8 Doch ik zeg den ongetrouwden, en den weduwen: Het is hun goed, indien zij blijven, gelijk als ik.
Tot de ongehuwden en de weduwen zeg ik: het is goed voor hen, zo ze blijven, zoals ikzelf ben
9 Maar indien zij zich niet kunnen onthouden, dat zij trouwen; want het is beter te trouwen dan te branden.
Maar zo ze zich niet kunnen beheersen, laten ze dan trouwen.

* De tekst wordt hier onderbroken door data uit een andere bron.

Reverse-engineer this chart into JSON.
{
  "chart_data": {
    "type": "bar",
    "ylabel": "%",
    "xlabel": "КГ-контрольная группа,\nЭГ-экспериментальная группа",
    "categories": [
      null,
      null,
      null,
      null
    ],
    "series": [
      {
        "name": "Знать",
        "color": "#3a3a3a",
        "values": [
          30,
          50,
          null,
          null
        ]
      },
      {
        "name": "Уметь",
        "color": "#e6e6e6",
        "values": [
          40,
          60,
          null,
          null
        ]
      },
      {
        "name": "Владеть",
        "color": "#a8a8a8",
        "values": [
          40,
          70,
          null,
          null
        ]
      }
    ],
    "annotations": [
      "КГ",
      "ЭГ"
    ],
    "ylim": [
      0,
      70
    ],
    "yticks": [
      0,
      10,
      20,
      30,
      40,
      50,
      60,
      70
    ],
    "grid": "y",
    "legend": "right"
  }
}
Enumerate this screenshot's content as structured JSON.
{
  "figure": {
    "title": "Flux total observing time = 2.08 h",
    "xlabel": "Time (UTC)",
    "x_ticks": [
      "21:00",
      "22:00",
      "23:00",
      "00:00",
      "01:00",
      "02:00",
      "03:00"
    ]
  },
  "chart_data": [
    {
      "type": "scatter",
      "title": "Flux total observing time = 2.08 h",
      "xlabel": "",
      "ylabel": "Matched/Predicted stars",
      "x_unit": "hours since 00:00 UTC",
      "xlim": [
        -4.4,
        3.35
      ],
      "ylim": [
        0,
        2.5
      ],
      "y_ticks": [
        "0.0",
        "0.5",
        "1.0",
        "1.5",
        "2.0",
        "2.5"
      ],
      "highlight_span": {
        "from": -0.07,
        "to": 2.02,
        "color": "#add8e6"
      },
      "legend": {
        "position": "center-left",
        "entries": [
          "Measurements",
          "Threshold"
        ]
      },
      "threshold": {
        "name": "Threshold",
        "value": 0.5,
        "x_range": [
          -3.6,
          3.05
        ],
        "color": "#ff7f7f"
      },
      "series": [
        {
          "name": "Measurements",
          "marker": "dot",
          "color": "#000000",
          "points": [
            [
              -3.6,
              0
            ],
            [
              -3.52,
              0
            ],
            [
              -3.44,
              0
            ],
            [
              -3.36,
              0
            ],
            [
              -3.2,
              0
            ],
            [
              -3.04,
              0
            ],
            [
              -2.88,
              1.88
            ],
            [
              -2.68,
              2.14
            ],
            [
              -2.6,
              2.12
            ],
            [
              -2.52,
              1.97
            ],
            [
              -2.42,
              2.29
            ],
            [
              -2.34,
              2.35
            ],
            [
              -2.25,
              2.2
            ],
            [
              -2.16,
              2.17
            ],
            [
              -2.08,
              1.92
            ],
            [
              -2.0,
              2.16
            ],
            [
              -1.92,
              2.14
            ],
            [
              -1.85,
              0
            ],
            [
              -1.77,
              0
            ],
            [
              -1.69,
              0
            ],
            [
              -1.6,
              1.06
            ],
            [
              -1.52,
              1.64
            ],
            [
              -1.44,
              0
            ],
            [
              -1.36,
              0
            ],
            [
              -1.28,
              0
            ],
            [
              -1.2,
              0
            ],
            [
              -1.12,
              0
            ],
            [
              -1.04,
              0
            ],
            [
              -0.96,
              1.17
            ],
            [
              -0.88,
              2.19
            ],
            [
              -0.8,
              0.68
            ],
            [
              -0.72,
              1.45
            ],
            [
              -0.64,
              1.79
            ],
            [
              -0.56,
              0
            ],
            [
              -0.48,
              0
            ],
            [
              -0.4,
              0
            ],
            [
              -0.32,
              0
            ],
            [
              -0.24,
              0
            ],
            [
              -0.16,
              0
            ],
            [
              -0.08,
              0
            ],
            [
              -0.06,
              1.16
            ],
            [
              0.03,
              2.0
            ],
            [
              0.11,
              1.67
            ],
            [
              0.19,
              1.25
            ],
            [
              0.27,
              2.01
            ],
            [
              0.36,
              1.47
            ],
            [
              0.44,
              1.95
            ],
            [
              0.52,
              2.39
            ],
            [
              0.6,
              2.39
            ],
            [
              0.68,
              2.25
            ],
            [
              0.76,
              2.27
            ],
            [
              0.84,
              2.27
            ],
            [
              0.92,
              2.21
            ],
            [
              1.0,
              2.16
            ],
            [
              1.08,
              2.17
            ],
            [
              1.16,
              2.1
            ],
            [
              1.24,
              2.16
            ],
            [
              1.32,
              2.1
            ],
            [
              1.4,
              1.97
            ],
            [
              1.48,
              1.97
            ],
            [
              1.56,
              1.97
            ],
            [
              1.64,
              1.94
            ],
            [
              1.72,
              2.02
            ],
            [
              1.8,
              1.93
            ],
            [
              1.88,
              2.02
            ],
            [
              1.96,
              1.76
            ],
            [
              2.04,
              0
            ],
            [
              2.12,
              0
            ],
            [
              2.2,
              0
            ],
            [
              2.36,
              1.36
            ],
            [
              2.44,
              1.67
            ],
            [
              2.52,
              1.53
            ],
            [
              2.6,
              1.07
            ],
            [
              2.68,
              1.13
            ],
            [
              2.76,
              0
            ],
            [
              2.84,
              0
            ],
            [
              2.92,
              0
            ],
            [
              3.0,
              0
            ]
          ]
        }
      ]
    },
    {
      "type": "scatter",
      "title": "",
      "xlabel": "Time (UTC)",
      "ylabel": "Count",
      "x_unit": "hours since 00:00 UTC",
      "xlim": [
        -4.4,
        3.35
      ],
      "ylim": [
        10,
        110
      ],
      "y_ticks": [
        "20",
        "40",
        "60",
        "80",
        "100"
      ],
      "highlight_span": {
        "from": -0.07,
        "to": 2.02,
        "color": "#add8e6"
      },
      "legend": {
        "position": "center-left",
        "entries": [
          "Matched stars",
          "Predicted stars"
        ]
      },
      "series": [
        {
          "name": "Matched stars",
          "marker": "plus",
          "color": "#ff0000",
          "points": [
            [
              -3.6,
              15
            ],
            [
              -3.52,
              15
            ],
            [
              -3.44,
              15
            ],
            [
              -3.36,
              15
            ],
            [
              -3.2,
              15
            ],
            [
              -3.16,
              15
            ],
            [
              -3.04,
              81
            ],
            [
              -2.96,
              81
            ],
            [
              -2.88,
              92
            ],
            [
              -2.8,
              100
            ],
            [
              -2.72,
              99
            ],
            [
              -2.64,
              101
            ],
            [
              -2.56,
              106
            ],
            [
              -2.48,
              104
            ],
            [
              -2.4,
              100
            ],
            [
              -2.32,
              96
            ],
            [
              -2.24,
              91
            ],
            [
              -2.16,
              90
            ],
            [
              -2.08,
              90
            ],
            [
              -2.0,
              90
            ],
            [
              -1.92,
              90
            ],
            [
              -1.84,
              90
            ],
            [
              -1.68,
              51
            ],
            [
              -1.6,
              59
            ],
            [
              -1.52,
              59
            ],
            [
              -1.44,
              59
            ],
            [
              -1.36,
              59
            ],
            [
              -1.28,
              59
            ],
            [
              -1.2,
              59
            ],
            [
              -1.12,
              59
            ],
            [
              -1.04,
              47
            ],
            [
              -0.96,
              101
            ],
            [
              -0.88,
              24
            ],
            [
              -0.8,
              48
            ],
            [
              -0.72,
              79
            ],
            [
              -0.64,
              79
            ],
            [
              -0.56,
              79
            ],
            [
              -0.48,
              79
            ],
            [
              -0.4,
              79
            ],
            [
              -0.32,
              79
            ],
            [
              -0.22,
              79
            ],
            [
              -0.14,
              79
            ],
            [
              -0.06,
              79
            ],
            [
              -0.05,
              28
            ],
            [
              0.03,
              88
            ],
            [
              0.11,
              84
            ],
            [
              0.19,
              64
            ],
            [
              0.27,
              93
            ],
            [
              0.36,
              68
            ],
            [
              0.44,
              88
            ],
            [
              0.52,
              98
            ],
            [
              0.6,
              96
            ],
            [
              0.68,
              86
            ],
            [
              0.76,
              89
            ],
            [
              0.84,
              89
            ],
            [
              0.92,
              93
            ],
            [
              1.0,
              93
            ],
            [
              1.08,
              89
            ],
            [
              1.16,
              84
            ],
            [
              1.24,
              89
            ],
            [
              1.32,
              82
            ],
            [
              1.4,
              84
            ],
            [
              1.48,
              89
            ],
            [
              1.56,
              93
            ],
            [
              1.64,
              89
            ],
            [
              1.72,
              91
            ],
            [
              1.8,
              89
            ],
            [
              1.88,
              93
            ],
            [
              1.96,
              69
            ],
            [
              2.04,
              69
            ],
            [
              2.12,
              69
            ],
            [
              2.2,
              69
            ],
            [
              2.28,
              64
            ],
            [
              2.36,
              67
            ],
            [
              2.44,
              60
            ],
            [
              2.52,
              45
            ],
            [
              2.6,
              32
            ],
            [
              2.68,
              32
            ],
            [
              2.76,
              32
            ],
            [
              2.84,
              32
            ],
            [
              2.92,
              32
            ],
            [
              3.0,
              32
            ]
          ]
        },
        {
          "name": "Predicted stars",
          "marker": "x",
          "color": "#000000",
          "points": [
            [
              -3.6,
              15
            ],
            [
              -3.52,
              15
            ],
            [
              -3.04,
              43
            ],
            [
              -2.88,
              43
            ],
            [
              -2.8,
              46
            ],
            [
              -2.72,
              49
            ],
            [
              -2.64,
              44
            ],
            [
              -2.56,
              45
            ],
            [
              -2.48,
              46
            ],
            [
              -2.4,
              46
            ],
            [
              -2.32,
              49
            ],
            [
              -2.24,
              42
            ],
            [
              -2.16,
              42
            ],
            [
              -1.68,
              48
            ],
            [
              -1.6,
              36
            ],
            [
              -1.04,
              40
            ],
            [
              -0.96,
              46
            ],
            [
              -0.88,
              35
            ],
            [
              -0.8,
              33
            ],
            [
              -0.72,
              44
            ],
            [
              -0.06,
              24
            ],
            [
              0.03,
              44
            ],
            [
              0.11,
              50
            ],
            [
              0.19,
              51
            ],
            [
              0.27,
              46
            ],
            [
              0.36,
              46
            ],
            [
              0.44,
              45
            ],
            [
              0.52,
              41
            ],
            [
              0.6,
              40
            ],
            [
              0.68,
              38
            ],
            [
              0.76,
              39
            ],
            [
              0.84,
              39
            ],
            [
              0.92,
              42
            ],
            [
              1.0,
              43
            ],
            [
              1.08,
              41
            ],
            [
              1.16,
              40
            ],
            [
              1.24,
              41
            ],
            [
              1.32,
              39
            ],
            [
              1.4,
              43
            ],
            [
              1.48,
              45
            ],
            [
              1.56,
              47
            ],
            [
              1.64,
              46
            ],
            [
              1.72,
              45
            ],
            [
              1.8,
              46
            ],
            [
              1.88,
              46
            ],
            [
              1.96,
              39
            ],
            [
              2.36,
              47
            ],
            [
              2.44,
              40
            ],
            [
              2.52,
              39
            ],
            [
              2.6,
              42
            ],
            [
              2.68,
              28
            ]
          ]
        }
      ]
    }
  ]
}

Want het is beter te trouwen dan te verbranden.
10 Doch den getrouwden gebiede niet ik, maar de Heere, dat de vrouw van den man niet scheide.
Aan de gehuwden beveel niet ik maar de Heer, dat de vrouw zich niet mag scheiden van den man;
11 En indien zij ook scheidt, dat zij ongetrouwd blijve, of met den man verzoene; en dat de man de vrouw niet verlate.
en zo ze toch gescheiden is, dat ze dan ongehuwd moet blijven of zich met den man moet verzoenen; ook dat de man de vrouw niet mag verstoten.
12 Maar den anderen zeg ik, niet de Heere: Indien enig broeder een ongelovige vrouw heeft, en dezelve tevreden is bij hem te wonen, dat hij ze niet verlate;
Aan de overigen zeg ik, niet de Heer: Wanneer een broeder een ongelovige vrouw heeft, en deze bewilligt er in, met hem samen te wonen, dan mag hij haar niet verstoten;
13 En een vrouw, die een ongelovigen man heeft, en hij tevreden is bij haar te wonen, dat zij hem niet verlate.
eveneens, wanneer een vrouw een ongelovigen man heeft, en deze er in bewilligt, met haar samen te wonen, dan mag ze den man niet verstoten.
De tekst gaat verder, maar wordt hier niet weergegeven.